DiffNet is a Python tool for finding optimal allocations of sampling in computational or experimental measurements of the individual quantities and their pairwise differences, so as to minimize the covariance in the estimated quantities.
DiffNet depends on CVXOPT and networkx. You can install these two libraries using anaconda:
conda install -c conda-forge cvxopt
conda install -c anaconda networkx
DiffNet is free open source software. NO WARRANTY, Use AS IS.
Copyright (C) 2018-2020 Huafeng Xu
If you use DiffNet in a published work, please cite
Huafeng Xu, Optimal measurement network of pairwise differences, J. Chem. Inf. Model. 59, 4720-4728, 2019, https://doi.org/10.1021/acs.jcim.9b00528.
Some examples are provided in examples.py.
The following outlines an example application of the DiffNet: the calculation of binding free energies of a set of molecules from individual (a.k.a. absolute) and relative binding free energy calculations. (Underscored function names func indicate user-defined external functions.)
NOTE: For large networks (number of nodes greater than 200), diffnet does not scale well in memory. The users may want to replace A_optimize() with the sparse approximation sparse_A_optimal_network() in such cases.
import numpy as np
from diffnet import A_optimize, update_A_optimal
from diffnet import round_to_integers
from diffnet import MLestimate, covariance
mols = __get_set_of_molecules__(...) # load up the molecules
nmols = len(mols)
# Optionally, experimental values for reference molecules may be
# incorporated
if __experimental_values__:
dgexp = np.array( [ None ]*nmols)
for i, dg in __experimental_values__:
dgexp[i] = dg
else:
dgexp = None
nsofar = np.zeros( (nmols, nmols))
# Initialize s_{ij} with random numbers
sij = np.random.rand( nmols, nmols)
sij = 0.5*(sij + sij.T) # symmetrize the fluctuation matrix
converged = False
while not converged:
# Update the A-optimal difference network given the current estimate of sij
# the numbers of samples so far, and the total number of samples for
# the next iteration
nij = A_optimize(sij, ndelta, nsofar)
# nij = A_optimize( sij) # call this if not using iterative optimization.
# nij[nij < ncut] = 0 # Omit pairs with impractically small allocations.
nij = round_to_integers( nij)
for i in xrange(nmols):
if nij[i,i] > 0:
__individual_free_energy__( mols[i], nsamples=nij[i,i], ...)

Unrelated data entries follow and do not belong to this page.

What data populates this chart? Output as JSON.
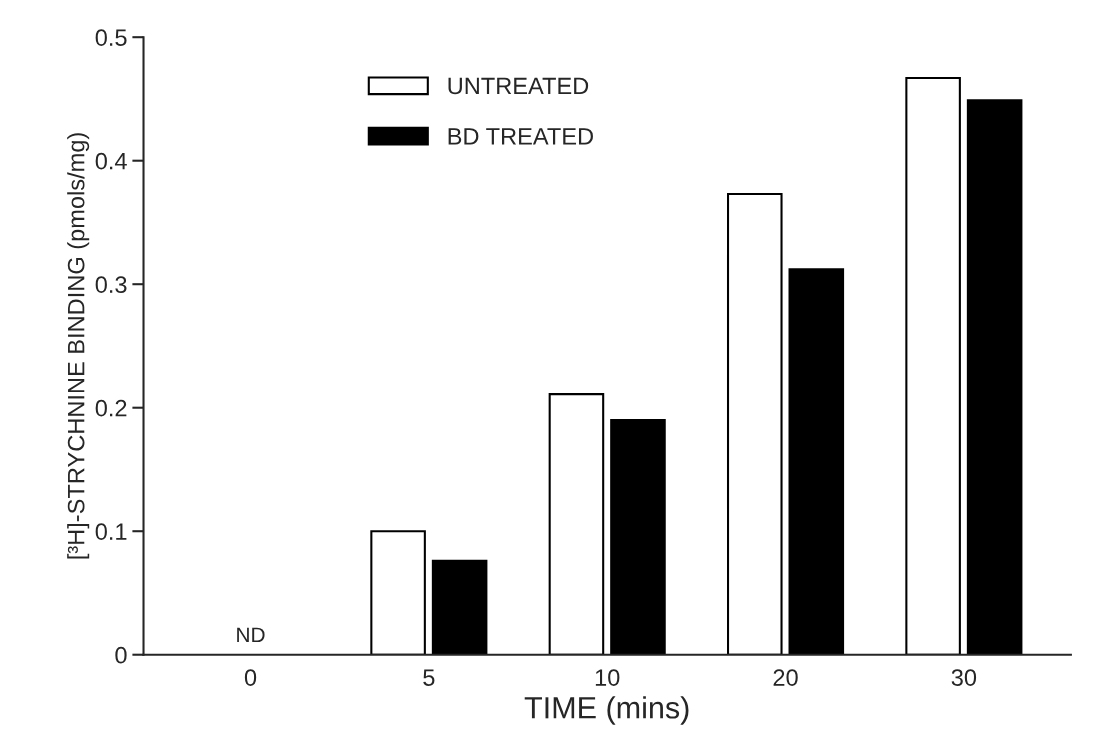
{
  "chart_data": {
    "type": "bar",
    "xlabel": "TIME (mins)",
    "ylabel": "[³H]-STRYCHNINE BINDING (pmols/mg)",
    "categories": [
      "0",
      "5",
      "10",
      "20",
      "30"
    ],
    "series": [
      {
        "name": "UNTREATED",
        "color": "#ffffff",
        "values": [
          null,
          0.1,
          0.211,
          0.373,
          0.467
        ]
      },
      {
        "name": "BD TREATED",
        "color": "#000000",
        "values": [
          null,
          0.076,
          0.19,
          0.312,
          0.449
        ]
      }
    ],
    "ylim": [
      0,
      0.5
    ],
    "yticks": [
      0,
      0.1,
      0.2,
      0.3,
      0.4,
      0.5
    ],
    "annotations": [
      "ND"
    ],
    "legend": "top left",
    "grid": false
  }
}
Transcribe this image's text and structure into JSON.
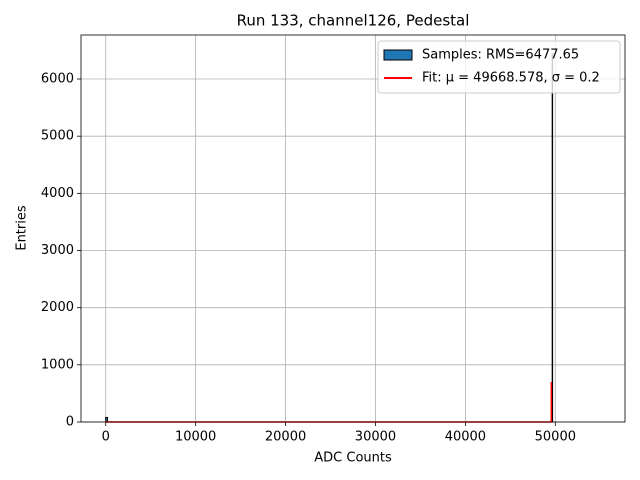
{
  "chart_data": {
    "type": "histogram",
    "title": "Run 133, channel126, Pedestal",
    "xlabel": "ADC Counts",
    "ylabel": "Entries",
    "xlim": [
      -2750,
      57750
    ],
    "ylim": [
      0,
      6770
    ],
    "xticks": [
      0,
      10000,
      20000,
      30000,
      40000,
      50000
    ],
    "yticks": [
      0,
      1000,
      2000,
      3000,
      4000,
      5000,
      6000
    ],
    "grid": true,
    "legend": "upper right",
    "series": [
      {
        "type": "histogram",
        "name": "Samples: RMS=6477.65",
        "color": "#1f77b4",
        "edgecolor": "#000000",
        "bins": [
          0,
          200,
          49600,
          49650,
          49700,
          55000
        ],
        "values": [
          80,
          0,
          0,
          6447,
          0
        ]
      },
      {
        "type": "line",
        "name": "Fit: μ = 49668.578, σ = 0.2",
        "color": "#ff0000",
        "x": [
          0,
          49550,
          49555,
          49560
        ],
        "values": [
          0,
          0,
          700,
          0
        ]
      }
    ]
  }
}
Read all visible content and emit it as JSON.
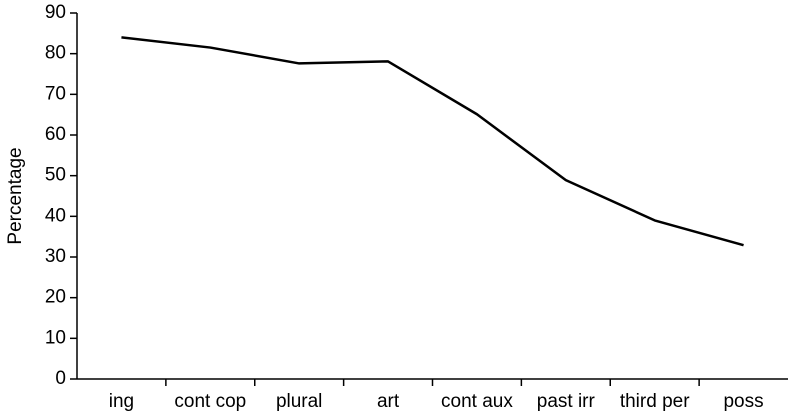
{
  "chart_data": {
    "type": "line",
    "ylabel": "Percentage",
    "categories": [
      "ing",
      "cont cop",
      "plural",
      "art",
      "cont aux",
      "past irr",
      "third per",
      "poss"
    ],
    "series": [
      {
        "name": null,
        "color": "#000000",
        "values": [
          84,
          81.5,
          77.6,
          78.1,
          65.1,
          48.9,
          39,
          32.9
        ]
      }
    ],
    "ylim": [
      0,
      90
    ],
    "yticks": [
      0,
      10,
      20,
      30,
      40,
      50,
      60,
      70,
      80,
      90
    ],
    "grid": false
  }
}
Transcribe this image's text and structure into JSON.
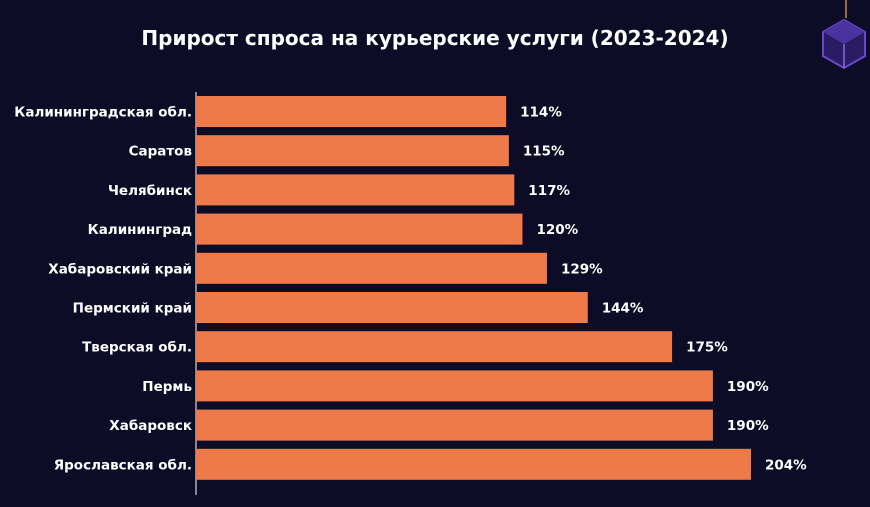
{
  "title": "Прирост спроса на курьерские услуги (2023-2024)",
  "colors": {
    "background": "#0d0c26",
    "bar": "#ee7a4a",
    "text": "#ffffff",
    "logo_accent": "#6a46c8"
  },
  "logo": {
    "icon": "cube-logo-icon"
  },
  "chart_data": {
    "type": "bar",
    "orientation": "horizontal",
    "title": "Прирост спроса на курьерские услуги (2023-2024)",
    "xlabel": "",
    "ylabel": "",
    "grid": false,
    "legend": "none",
    "unit": "%",
    "xlim": [
      0,
      210
    ],
    "categories": [
      "Калининградская обл.",
      "Саратов",
      "Челябинск",
      "Калининград",
      "Хабаровский край",
      "Пермский край",
      "Тверская обл.",
      "Пермь",
      "Хабаровск",
      "Ярославская обл."
    ],
    "values": [
      114,
      115,
      117,
      120,
      129,
      144,
      175,
      190,
      190,
      204
    ],
    "value_labels": [
      "114%",
      "115%",
      "117%",
      "120%",
      "129%",
      "144%",
      "175%",
      "190%",
      "190%",
      "204%"
    ]
  }
}
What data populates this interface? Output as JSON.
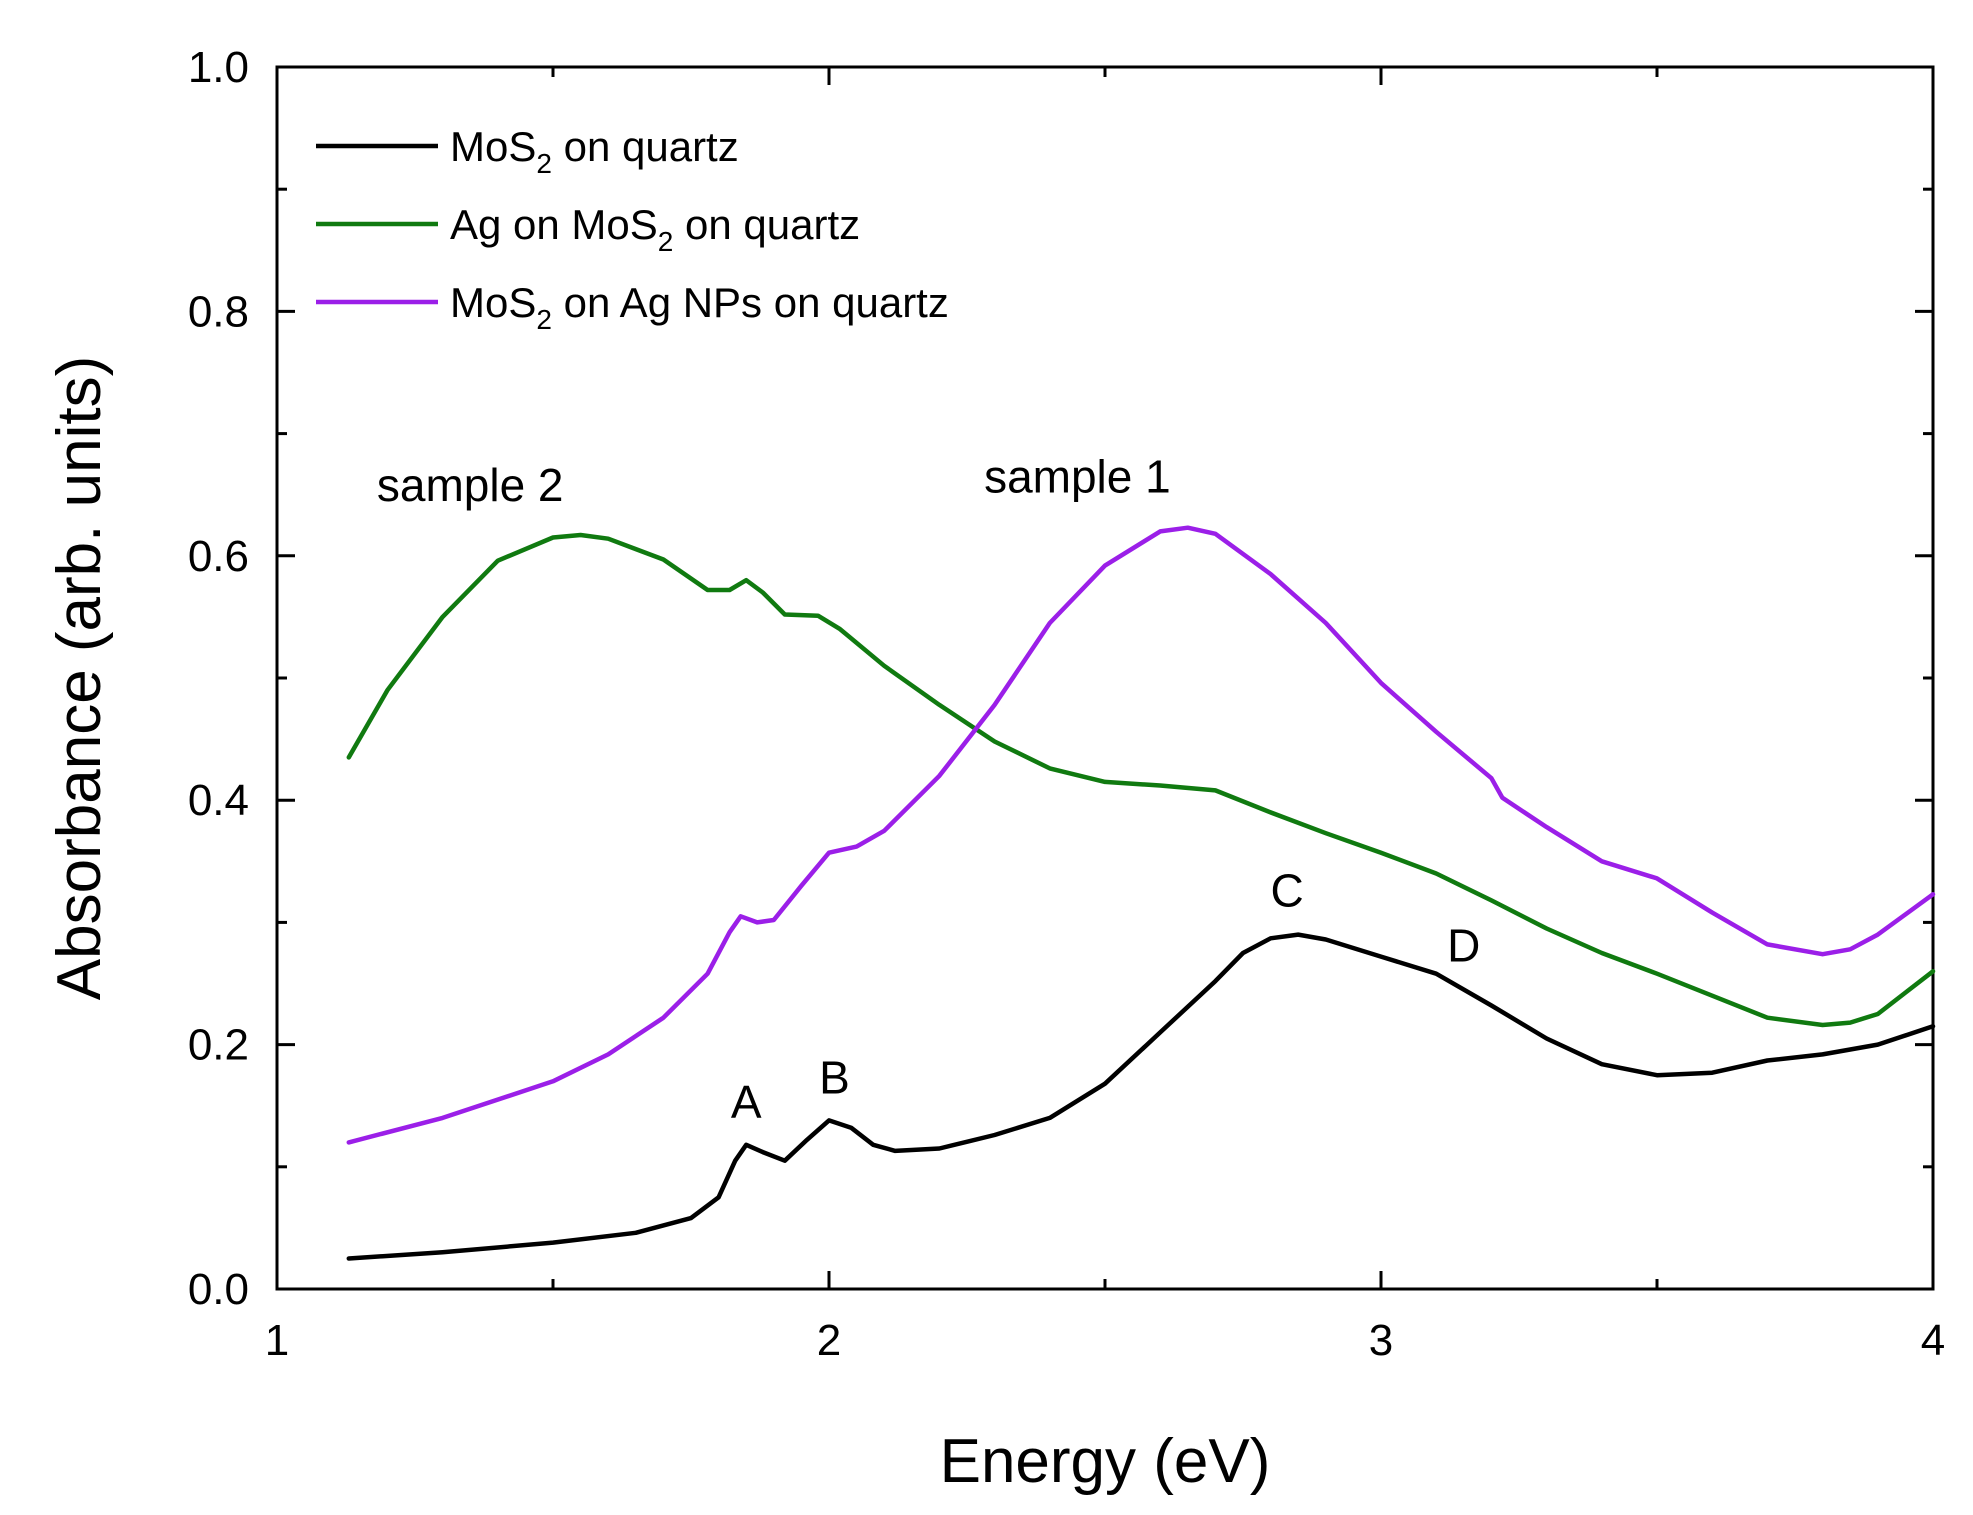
{
  "chart_data": {
    "type": "line",
    "xlabel": "Energy (eV)",
    "ylabel": "Absorbance (arb. units)",
    "xlim": [
      1,
      4
    ],
    "ylim": [
      0.0,
      1.0
    ],
    "x_ticks": [
      1,
      2,
      3,
      4
    ],
    "x_tick_labels": [
      "1",
      "2",
      "3",
      "4"
    ],
    "y_ticks": [
      0.0,
      0.2,
      0.4,
      0.6,
      0.8,
      1.0
    ],
    "y_tick_labels": [
      "0.0",
      "0.2",
      "0.4",
      "0.6",
      "0.8",
      "1.0"
    ],
    "grid": false,
    "legend_position": "top-left",
    "series": [
      {
        "name_parts": [
          "MoS",
          "2",
          " on quartz"
        ],
        "color": "#000000",
        "points": [
          [
            1.13,
            0.025
          ],
          [
            1.3,
            0.03
          ],
          [
            1.5,
            0.038
          ],
          [
            1.65,
            0.046
          ],
          [
            1.75,
            0.058
          ],
          [
            1.8,
            0.075
          ],
          [
            1.83,
            0.105
          ],
          [
            1.85,
            0.118
          ],
          [
            1.88,
            0.112
          ],
          [
            1.92,
            0.105
          ],
          [
            1.96,
            0.122
          ],
          [
            2.0,
            0.138
          ],
          [
            2.04,
            0.132
          ],
          [
            2.08,
            0.118
          ],
          [
            2.12,
            0.113
          ],
          [
            2.2,
            0.115
          ],
          [
            2.3,
            0.126
          ],
          [
            2.4,
            0.14
          ],
          [
            2.5,
            0.168
          ],
          [
            2.6,
            0.21
          ],
          [
            2.7,
            0.252
          ],
          [
            2.75,
            0.275
          ],
          [
            2.8,
            0.287
          ],
          [
            2.85,
            0.29
          ],
          [
            2.9,
            0.286
          ],
          [
            3.0,
            0.272
          ],
          [
            3.1,
            0.258
          ],
          [
            3.2,
            0.232
          ],
          [
            3.3,
            0.205
          ],
          [
            3.4,
            0.184
          ],
          [
            3.5,
            0.175
          ],
          [
            3.6,
            0.177
          ],
          [
            3.7,
            0.187
          ],
          [
            3.8,
            0.192
          ],
          [
            3.9,
            0.2
          ],
          [
            4.0,
            0.215
          ]
        ]
      },
      {
        "name_parts": [
          "Ag on MoS",
          "2",
          " on quartz"
        ],
        "color": "#107A10",
        "points": [
          [
            1.13,
            0.435
          ],
          [
            1.2,
            0.49
          ],
          [
            1.3,
            0.55
          ],
          [
            1.4,
            0.596
          ],
          [
            1.5,
            0.615
          ],
          [
            1.55,
            0.617
          ],
          [
            1.6,
            0.614
          ],
          [
            1.7,
            0.597
          ],
          [
            1.78,
            0.572
          ],
          [
            1.82,
            0.572
          ],
          [
            1.85,
            0.58
          ],
          [
            1.88,
            0.57
          ],
          [
            1.92,
            0.552
          ],
          [
            1.98,
            0.551
          ],
          [
            2.02,
            0.54
          ],
          [
            2.1,
            0.51
          ],
          [
            2.2,
            0.478
          ],
          [
            2.3,
            0.448
          ],
          [
            2.4,
            0.426
          ],
          [
            2.5,
            0.415
          ],
          [
            2.6,
            0.412
          ],
          [
            2.7,
            0.408
          ],
          [
            2.8,
            0.39
          ],
          [
            2.9,
            0.373
          ],
          [
            3.0,
            0.357
          ],
          [
            3.1,
            0.34
          ],
          [
            3.2,
            0.318
          ],
          [
            3.3,
            0.295
          ],
          [
            3.4,
            0.275
          ],
          [
            3.5,
            0.258
          ],
          [
            3.6,
            0.24
          ],
          [
            3.7,
            0.222
          ],
          [
            3.8,
            0.216
          ],
          [
            3.85,
            0.218
          ],
          [
            3.9,
            0.225
          ],
          [
            4.0,
            0.26
          ]
        ]
      },
      {
        "name_parts": [
          "MoS",
          "2",
          " on Ag NPs on quartz"
        ],
        "color": "#9B1FE8",
        "points": [
          [
            1.13,
            0.12
          ],
          [
            1.3,
            0.14
          ],
          [
            1.5,
            0.17
          ],
          [
            1.6,
            0.192
          ],
          [
            1.7,
            0.222
          ],
          [
            1.78,
            0.258
          ],
          [
            1.82,
            0.292
          ],
          [
            1.84,
            0.305
          ],
          [
            1.87,
            0.3
          ],
          [
            1.9,
            0.302
          ],
          [
            1.95,
            0.33
          ],
          [
            2.0,
            0.357
          ],
          [
            2.05,
            0.362
          ],
          [
            2.1,
            0.375
          ],
          [
            2.2,
            0.42
          ],
          [
            2.3,
            0.478
          ],
          [
            2.4,
            0.545
          ],
          [
            2.5,
            0.592
          ],
          [
            2.6,
            0.62
          ],
          [
            2.65,
            0.623
          ],
          [
            2.7,
            0.618
          ],
          [
            2.8,
            0.585
          ],
          [
            2.9,
            0.545
          ],
          [
            3.0,
            0.496
          ],
          [
            3.1,
            0.456
          ],
          [
            3.2,
            0.418
          ],
          [
            3.22,
            0.402
          ],
          [
            3.3,
            0.378
          ],
          [
            3.4,
            0.35
          ],
          [
            3.5,
            0.336
          ],
          [
            3.6,
            0.308
          ],
          [
            3.7,
            0.282
          ],
          [
            3.8,
            0.274
          ],
          [
            3.85,
            0.278
          ],
          [
            3.9,
            0.29
          ],
          [
            4.0,
            0.323
          ]
        ]
      }
    ],
    "annotations": [
      {
        "text": "sample 2",
        "x": 1.35,
        "y": 0.645
      },
      {
        "text": "sample 1",
        "x": 2.45,
        "y": 0.652
      },
      {
        "text": "A",
        "x": 1.85,
        "y": 0.14
      },
      {
        "text": "B",
        "x": 2.01,
        "y": 0.16
      },
      {
        "text": "C",
        "x": 2.83,
        "y": 0.313
      },
      {
        "text": "D",
        "x": 3.15,
        "y": 0.268
      }
    ]
  }
}
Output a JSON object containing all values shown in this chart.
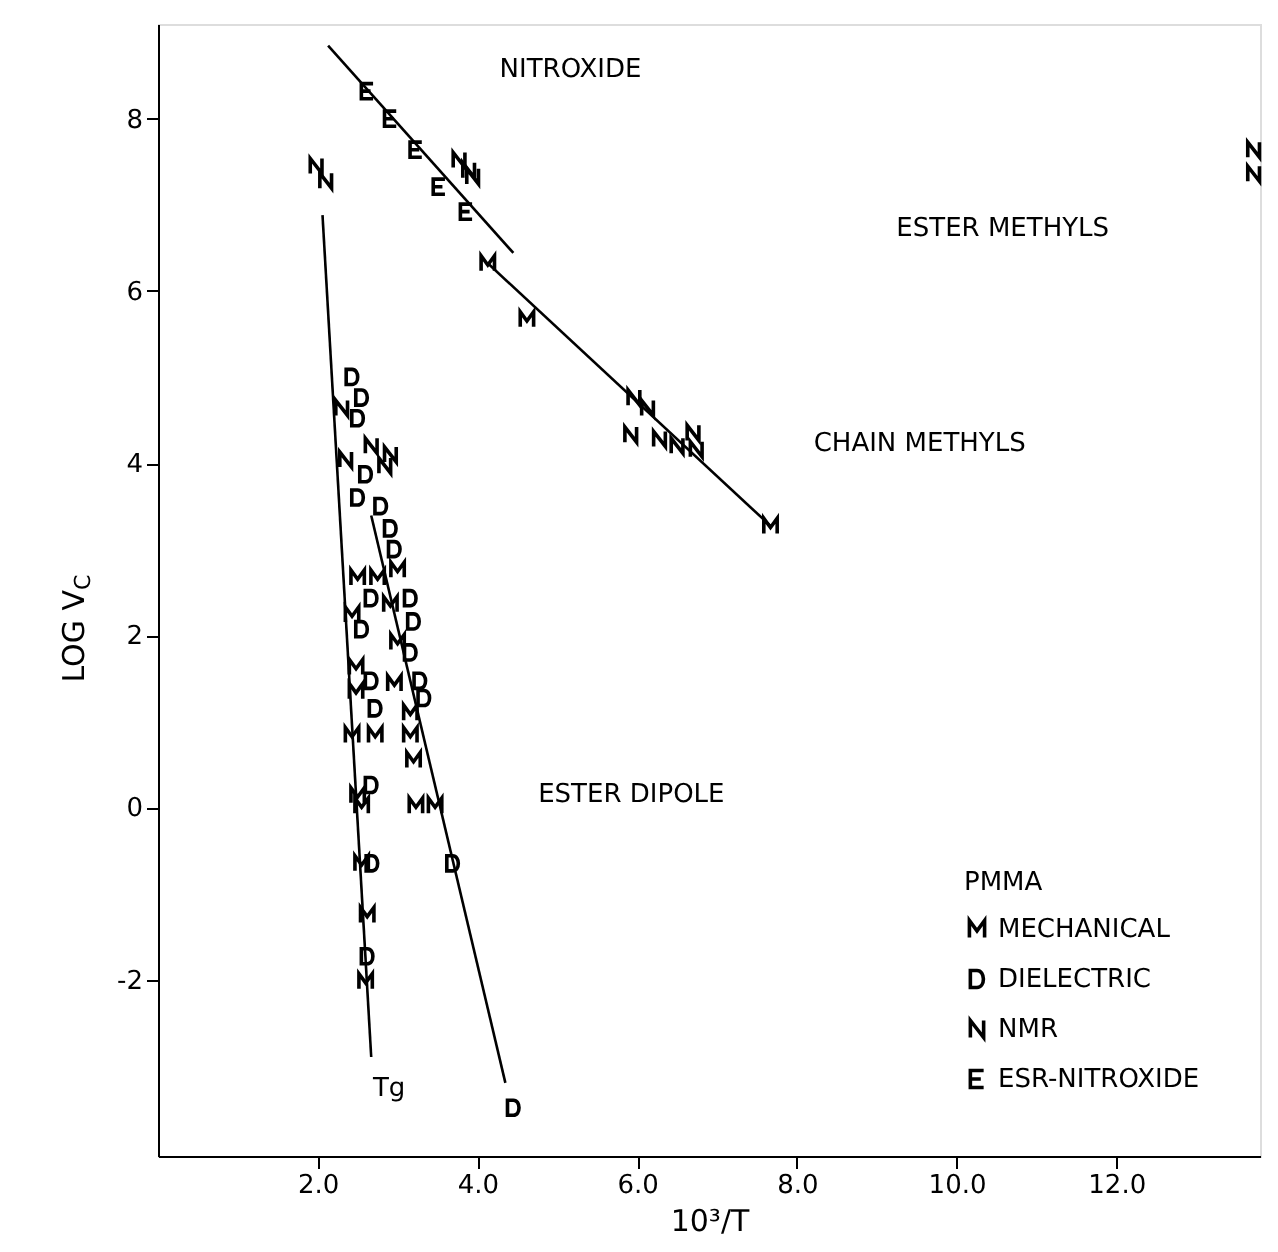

for j in xrange(i+1, nmols):
if nij[i,j] == 0: continue
# Compute the relative free energy between i and j,
# using nij[i,j] number of samples.
__relative_free_energy__(mols[i], mols[j], nsamples=nij[i,j],
...)
nsofar += nij
# Get ALL the past free energy results once the calculations are done
fe_results = __get_free_energy_results__(...)
dgij = np.zeros( (nmols, nmols))
invsij2 = np.zeros( (nmols, nmols))
# Loop over pairs (i, j) between which the free energy have been
# computed in the past.
for i, j, dg, var in fe_results:
# Update the s_{ij} estimate from the calculated variance.
# \sigma_e = s_e/\sqrt(n_e) => s_e = \sigma_e \sqrt(n_e)
sij[i,j] = sij[j,i] = np.sqrt( var*nsofar[i,j])
invsij2[i,j] = invsij2[j,i] = 1./var
dgij[i,j] = dg
if (i!=j): dgij[j,i] = -dg
# Use Maximum-likelihood estimator to derive the individual free energies
# from the pairwise differences and their variances.
dgi, vec = MLestimate( dgij, invsij2, dgexp)
covar = covariance( sij, nsofar)
converged = __check_convergence__(...)
__report_free_energy__( dgi, covar, ...)
Please refer to netbfe.py and the Jupyter notebook netbfe.ipynb to see how to use DiffNet for binding free energy calculations when experimental binding free energies are available for some reference molecules.